Well the answer to that is... If I don't start seeing myself as this amazing, beautiful being that he sees then it's going to get to the point where he will see me in the negative light that I see myself. He will stop telling me that I'm beautiful and I don't want that. Hearing him say that gives me the warm and fuzzies and more often than not he makes me feel like I'm the best looking girl in the room. That feeling is something I want to keep and if that means changing the way I see myself than I'm going to make it happen. If you really think about it, it's the best thing I can do for myself, why should I beat myself up and body shame myself? Why should any of us do it?

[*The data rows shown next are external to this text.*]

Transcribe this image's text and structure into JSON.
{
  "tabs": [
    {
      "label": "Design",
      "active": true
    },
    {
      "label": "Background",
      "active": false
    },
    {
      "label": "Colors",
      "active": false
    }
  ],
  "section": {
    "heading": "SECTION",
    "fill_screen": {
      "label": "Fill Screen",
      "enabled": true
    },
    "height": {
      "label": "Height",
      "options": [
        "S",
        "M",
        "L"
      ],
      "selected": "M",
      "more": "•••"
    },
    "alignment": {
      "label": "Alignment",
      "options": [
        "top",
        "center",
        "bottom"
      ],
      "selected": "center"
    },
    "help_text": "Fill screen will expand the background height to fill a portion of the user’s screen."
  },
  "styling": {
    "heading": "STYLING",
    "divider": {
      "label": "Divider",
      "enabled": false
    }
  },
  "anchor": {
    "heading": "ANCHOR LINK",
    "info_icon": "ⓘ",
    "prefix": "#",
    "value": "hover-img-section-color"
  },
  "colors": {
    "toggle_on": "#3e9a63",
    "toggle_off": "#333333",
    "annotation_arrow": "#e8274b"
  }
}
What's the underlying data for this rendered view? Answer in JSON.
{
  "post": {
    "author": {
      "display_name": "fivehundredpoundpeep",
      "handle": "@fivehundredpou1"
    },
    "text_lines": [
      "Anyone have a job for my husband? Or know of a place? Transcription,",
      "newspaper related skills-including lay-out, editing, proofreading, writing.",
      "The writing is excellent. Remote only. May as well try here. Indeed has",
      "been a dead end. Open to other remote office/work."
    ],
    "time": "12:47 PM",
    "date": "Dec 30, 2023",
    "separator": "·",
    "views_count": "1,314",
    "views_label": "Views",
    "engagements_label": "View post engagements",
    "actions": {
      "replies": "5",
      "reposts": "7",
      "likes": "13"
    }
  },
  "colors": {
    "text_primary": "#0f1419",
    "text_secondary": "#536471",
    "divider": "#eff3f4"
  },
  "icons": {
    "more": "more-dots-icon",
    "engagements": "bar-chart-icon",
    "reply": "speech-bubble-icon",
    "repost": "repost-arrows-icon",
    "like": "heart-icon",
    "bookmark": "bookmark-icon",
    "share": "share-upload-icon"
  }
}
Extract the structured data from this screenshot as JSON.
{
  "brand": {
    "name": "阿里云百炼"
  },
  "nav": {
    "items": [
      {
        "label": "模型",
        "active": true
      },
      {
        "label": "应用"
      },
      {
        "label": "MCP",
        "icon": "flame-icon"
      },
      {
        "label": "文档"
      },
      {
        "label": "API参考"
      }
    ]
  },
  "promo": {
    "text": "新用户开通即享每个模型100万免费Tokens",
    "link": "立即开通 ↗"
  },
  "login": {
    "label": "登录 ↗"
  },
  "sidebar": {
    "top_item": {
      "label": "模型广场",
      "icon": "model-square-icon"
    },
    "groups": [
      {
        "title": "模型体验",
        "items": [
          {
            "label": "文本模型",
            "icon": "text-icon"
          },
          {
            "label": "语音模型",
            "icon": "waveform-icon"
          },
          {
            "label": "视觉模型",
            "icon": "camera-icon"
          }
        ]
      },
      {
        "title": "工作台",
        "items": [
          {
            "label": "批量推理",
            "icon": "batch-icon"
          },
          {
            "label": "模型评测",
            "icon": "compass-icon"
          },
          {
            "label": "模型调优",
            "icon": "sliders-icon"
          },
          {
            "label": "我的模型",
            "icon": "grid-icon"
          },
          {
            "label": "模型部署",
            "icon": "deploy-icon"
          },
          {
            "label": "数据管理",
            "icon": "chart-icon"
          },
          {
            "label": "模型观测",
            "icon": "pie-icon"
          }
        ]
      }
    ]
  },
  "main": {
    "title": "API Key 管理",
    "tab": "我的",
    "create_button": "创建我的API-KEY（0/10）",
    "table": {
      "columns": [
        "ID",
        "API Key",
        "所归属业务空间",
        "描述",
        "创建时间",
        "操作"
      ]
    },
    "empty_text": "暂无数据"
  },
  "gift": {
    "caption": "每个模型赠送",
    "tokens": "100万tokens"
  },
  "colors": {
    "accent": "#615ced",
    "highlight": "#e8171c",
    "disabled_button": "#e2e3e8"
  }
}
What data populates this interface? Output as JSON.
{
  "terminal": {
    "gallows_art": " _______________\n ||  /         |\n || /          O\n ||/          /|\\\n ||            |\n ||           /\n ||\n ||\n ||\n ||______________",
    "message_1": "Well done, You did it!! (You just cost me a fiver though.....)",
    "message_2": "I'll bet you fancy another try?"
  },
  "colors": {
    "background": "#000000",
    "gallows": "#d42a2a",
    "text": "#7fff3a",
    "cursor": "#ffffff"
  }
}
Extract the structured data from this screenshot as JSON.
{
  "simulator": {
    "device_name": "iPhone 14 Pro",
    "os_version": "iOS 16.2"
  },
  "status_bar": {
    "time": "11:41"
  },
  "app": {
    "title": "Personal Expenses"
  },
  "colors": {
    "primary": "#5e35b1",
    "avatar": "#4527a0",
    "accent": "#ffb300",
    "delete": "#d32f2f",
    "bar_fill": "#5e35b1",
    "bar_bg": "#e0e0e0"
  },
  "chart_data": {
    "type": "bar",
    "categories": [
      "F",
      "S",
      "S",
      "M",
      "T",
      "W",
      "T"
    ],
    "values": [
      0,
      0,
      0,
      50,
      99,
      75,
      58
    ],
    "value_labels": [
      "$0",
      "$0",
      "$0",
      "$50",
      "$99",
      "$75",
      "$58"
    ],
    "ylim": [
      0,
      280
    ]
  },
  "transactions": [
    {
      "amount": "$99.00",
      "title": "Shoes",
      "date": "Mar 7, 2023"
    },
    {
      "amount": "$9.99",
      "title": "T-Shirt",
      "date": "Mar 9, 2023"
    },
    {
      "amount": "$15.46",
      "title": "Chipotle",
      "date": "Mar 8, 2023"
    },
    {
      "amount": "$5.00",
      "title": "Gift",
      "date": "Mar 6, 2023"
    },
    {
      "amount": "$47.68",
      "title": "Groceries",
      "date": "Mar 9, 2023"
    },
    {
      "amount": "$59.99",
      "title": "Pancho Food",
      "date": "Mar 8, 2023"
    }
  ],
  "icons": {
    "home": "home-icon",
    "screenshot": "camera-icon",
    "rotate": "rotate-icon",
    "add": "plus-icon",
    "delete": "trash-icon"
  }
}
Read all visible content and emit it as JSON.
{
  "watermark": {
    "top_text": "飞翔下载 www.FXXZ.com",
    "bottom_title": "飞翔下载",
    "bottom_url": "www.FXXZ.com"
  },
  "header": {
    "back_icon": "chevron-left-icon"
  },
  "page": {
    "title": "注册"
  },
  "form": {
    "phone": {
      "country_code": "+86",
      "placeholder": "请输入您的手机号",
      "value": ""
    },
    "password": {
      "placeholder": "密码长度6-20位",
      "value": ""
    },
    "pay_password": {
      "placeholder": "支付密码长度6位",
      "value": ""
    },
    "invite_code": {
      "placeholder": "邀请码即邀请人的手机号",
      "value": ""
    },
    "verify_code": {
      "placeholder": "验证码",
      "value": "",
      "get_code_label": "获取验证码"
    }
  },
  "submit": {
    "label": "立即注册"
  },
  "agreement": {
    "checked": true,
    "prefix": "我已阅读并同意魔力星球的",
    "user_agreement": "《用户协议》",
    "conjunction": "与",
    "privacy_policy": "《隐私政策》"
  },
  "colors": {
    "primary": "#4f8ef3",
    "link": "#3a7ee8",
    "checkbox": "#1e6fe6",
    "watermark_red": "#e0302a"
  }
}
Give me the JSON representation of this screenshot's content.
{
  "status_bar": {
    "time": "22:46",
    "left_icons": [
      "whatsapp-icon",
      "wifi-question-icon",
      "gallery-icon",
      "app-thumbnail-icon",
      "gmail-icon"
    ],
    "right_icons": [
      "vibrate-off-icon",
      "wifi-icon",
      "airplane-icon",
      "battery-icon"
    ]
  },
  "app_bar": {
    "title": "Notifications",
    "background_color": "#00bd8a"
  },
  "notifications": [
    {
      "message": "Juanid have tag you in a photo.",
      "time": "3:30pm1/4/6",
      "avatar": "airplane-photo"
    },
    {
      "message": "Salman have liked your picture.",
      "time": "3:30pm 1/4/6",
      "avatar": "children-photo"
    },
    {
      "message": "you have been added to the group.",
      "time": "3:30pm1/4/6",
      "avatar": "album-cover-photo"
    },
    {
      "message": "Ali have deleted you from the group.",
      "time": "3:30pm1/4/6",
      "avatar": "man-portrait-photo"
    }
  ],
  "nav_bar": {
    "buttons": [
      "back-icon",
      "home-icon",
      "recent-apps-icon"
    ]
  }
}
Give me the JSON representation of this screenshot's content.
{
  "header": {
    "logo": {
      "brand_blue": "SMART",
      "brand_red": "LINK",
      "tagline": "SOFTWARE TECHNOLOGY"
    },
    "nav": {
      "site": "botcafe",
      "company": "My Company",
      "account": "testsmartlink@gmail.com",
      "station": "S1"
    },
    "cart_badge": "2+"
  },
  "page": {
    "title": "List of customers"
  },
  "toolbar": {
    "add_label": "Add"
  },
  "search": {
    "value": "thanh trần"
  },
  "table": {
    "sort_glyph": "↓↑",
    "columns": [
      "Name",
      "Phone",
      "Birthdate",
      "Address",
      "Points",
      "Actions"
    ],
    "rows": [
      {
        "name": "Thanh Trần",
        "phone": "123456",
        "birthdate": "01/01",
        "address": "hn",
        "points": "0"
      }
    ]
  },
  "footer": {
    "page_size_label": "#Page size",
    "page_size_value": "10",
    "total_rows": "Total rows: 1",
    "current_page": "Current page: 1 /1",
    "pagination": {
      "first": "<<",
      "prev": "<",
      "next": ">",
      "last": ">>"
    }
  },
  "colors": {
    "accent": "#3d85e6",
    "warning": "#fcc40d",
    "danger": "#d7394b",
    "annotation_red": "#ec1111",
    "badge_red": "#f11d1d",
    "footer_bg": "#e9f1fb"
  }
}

We are all beautiful, special and unique in our own way and we need to embrace it.
Question is where do I start... Well I have decided that I'm going to say one nice thing about myself everyday and I'm going to believe it. I'm also going to learn to accept a compliment, how hard can that be right? All I have to do is smile and say thank you... I can do this!
Maybe we all need to do it for ourselves, be kinder to our bodies and learn to love what makes us special. The next time someone tells you that you are ugly or fat or you would be prettier if your acne cleared up or if you wore more make up or you need to eat more or that you need to be a size zero or you need to stop eating so much... You turn around and tell them that you are perfect the way you are.
Be positive about yourself because I sure as hell am going to start doing it.